Step 7 – Install Curved Deck Floor
When we were researching methods that “regular” (e.g., non-professional) people used to install their wood deck floor on a curve, we found little information. So, we developed a simple method (which uses kitchen wax paper) to mark our curves.
You’ll look forward to running your deck floor up to your curved patio steps after learning this simple way to custom-fit a wood deck floor.
Start with the outer curved floorboard so you have enough space at the top to mount it. It will also make it easier to figure out the alignment and create a better overall aesthetic.
Step 8 – Install Deck Trim
With your deck floor installed, you might feel like you’re about done with the project. And you’re very close.
Before staining and sealing the deck, add your finishing touches – including wood trim around any posts and the side of your deck.
Our tutorial will show you simple methods to trim like a professional. There are a couple of ways you can achieve this finish, and it will create a polished and professional look for your DIY redwood deck.
Step 9 – Stain & Seal the Deck
While most fresh wood looks good raw, that new look doesn’t last. Sooner rather than later, your redwood will begin to grey and age. You can prevent this by using a stain and sealer in one.
Our tutorial will show you the best redwood deck staining product and how to apply it in one step for a gorgeous, lasting finish.
You’ll need to restain every couple of years for optimum wood preservation and function. But this process can be done in a few short hours, with results that last years.
There are mixed opinions on staining decks, and some people wait between three and twelve months to let the wood dry before staining. However, we recommend waiting a week after installation before sanding and sealing the wood.
If you live in a snowy or cold place, you’ll want to protect the wood straight away, or you’ll risk it getting destroyed within your first winter.

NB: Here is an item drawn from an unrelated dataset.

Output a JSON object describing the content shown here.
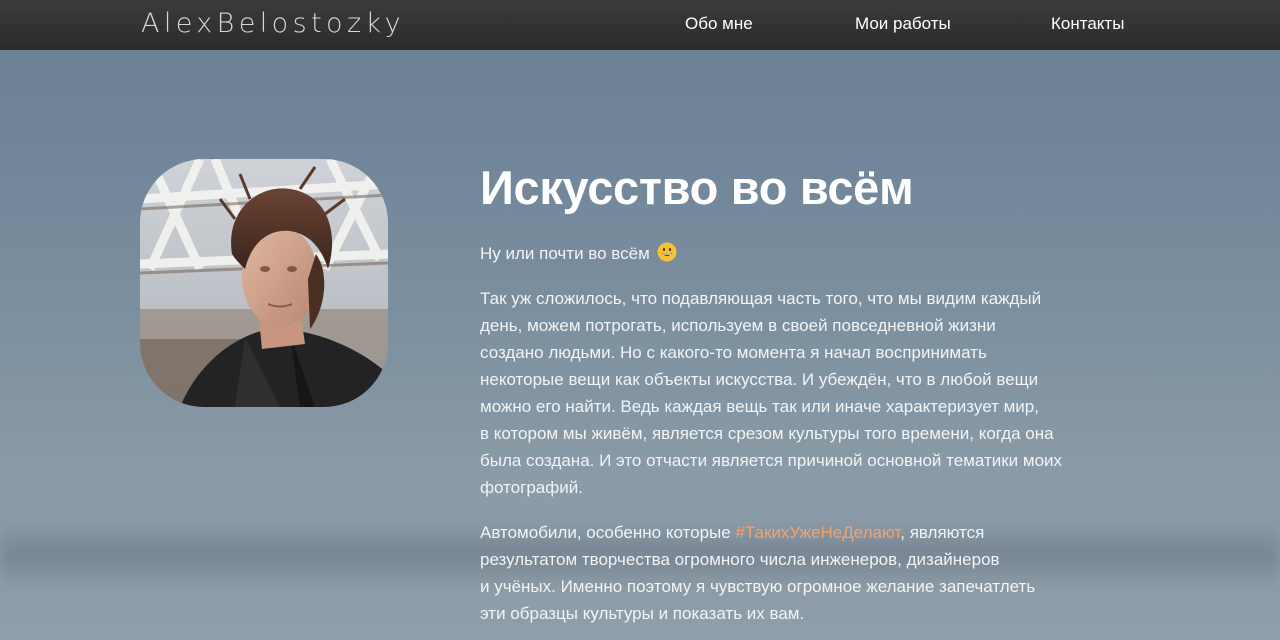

Of course, this is all up to personal preference and may depend on where you live.
Redwood Deck: Before and After Photos
Here are some before and after photos of the deck area shown in this example.

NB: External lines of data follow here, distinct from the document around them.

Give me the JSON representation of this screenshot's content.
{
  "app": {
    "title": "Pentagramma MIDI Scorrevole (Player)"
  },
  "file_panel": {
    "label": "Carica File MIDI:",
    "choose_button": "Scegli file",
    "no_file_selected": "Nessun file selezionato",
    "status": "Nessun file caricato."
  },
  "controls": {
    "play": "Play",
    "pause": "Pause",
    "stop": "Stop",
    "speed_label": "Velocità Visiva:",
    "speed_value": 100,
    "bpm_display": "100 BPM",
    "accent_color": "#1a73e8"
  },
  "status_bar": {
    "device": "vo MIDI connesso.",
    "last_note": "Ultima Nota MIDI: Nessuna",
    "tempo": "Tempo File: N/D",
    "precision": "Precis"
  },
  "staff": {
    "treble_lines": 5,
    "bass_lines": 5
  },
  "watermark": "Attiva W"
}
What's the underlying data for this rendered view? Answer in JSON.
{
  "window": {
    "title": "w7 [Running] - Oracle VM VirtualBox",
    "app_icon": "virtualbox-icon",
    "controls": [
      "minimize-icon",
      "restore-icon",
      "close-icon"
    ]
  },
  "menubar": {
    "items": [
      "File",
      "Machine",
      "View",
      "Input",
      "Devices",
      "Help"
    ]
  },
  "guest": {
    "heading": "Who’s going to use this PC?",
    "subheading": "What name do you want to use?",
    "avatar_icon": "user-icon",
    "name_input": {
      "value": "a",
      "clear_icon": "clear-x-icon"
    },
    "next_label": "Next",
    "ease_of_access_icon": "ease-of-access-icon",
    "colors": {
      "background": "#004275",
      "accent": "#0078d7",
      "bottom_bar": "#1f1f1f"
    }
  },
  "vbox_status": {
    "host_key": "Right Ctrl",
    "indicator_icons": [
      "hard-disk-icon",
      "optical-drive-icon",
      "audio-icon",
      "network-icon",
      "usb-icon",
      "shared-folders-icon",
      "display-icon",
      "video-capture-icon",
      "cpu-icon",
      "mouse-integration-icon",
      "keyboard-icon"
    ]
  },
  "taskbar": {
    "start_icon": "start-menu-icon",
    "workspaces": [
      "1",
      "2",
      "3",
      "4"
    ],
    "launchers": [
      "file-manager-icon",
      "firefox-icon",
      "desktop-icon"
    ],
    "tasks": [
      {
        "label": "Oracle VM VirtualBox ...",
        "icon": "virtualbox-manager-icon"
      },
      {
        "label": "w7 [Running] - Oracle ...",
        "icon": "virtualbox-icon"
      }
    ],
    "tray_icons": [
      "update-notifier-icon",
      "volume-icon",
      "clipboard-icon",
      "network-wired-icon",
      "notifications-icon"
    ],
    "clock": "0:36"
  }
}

The new deck (with accompanying pergola) has certainly added value to the home and its owners’ lives.
The backyard not only looks better with this deck in place, but the patio area also looks larger as a result of the deck.
A slight, step-height lift works beautifully here…

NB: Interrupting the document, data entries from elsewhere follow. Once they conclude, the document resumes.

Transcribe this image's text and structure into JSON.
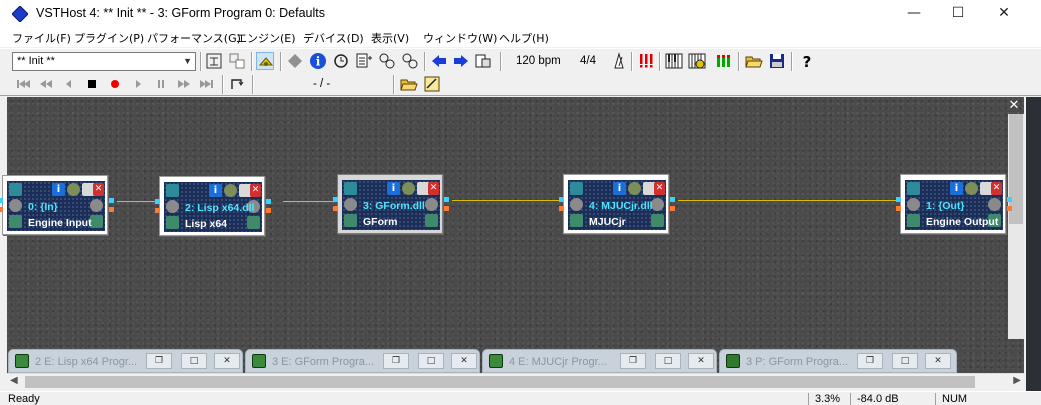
{
  "window": {
    "title": "VSTHost 4: ** Init ** - 3: GForm Program 0: Defaults",
    "minimize": "—",
    "maximize": "☐",
    "close": "✕"
  },
  "menu": [
    "ファイル(F)",
    "プラグイン(P)",
    "パフォーマンス(G)",
    "エンジン(E)",
    "デバイス(D)",
    "表示(V)",
    "ウィンドウ(W)",
    "ヘルプ(H)"
  ],
  "toolbar": {
    "performance_combo": "** Init **",
    "tempo": "120 bpm",
    "time_signature": "4/4",
    "position": "- / -"
  },
  "modules": [
    {
      "title": "0: {In}",
      "label": "Engine Input"
    },
    {
      "title": "2: Lisp x64.dll",
      "label": "Lisp x64"
    },
    {
      "title": "3: GForm.dll",
      "label": "GForm"
    },
    {
      "title": "4: MJUCjr.dll",
      "label": "MJUCjr"
    },
    {
      "title": "1: {Out}",
      "label": "Engine Output"
    }
  ],
  "editor_windows": [
    {
      "title": "2 E: Lisp x64 Progr..."
    },
    {
      "title": "3 E: GForm Progra..."
    },
    {
      "title": "4 E: MJUCjr Progr..."
    },
    {
      "title": "3 P: GForm Progra..."
    }
  ],
  "status": {
    "ready": "Ready",
    "cpu": "3.3%",
    "level": "-84.0 dB",
    "numlock": "NUM"
  },
  "colors": {
    "module_panel": "#1a2e5a",
    "module_title": "#4fe6ff",
    "wire": "#d8c000",
    "workspace": "#4a4a4a"
  }
}
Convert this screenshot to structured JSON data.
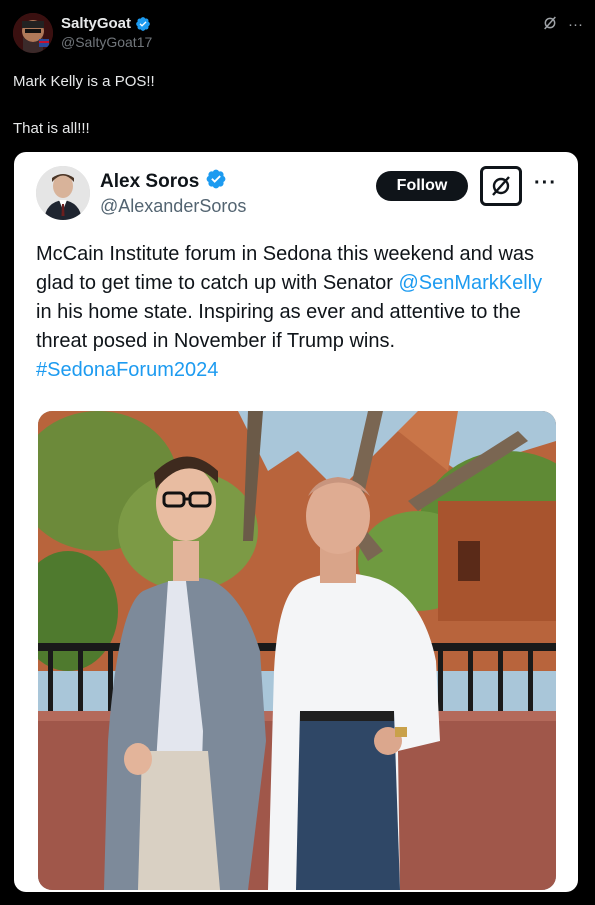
{
  "post": {
    "author_name": "SaltyGoat",
    "author_handle": "@SaltyGoat17",
    "line1": "Mark Kelly is a POS!!",
    "line2": "That is all!!!"
  },
  "quoted": {
    "author_name": "Alex Soros",
    "author_handle": "@AlexanderSoros",
    "follow_label": "Follow",
    "text_part1": "McCain Institute forum in Sedona this weekend and was glad to get time to catch up with Senator ",
    "mention": "@SenMarkKelly",
    "text_part2": " in his home state. Inspiring as ever and attentive to the threat posed in November if Trump wins. ",
    "hashtag": "#SedonaForum2024"
  },
  "icons": {
    "verified": "verified-badge-icon",
    "grok": "grok-icon",
    "more": "more-icon"
  },
  "colors": {
    "verified": "#1d9bf0",
    "link": "#1d9bf0",
    "background": "#000000"
  }
}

…the deck floor is not too high to be unsafe but low enough to allow the deck to run next to the curved edge of the first step.
One last before and after photo showing the richness of color in the backyard. Even though the season is close to winter in the second photo, the space looks more vibrant than the summertime brightness of the first photo.
We hope you find these deck-building articles useful as you realize that you, too, can build your own deck.
Building a redwood deck can seem like a daunting project, but by following these instructions and breaking the process down into stages, you’ll find it’s an enjoyable experience. Of course, DIY projects are always more fun when you have someone to help you.
Recruit a friend or family member to give you a helping hand, and you can enjoy bonding over this project. A deck can transform your garden, and you’ll love sitting out here for years to come.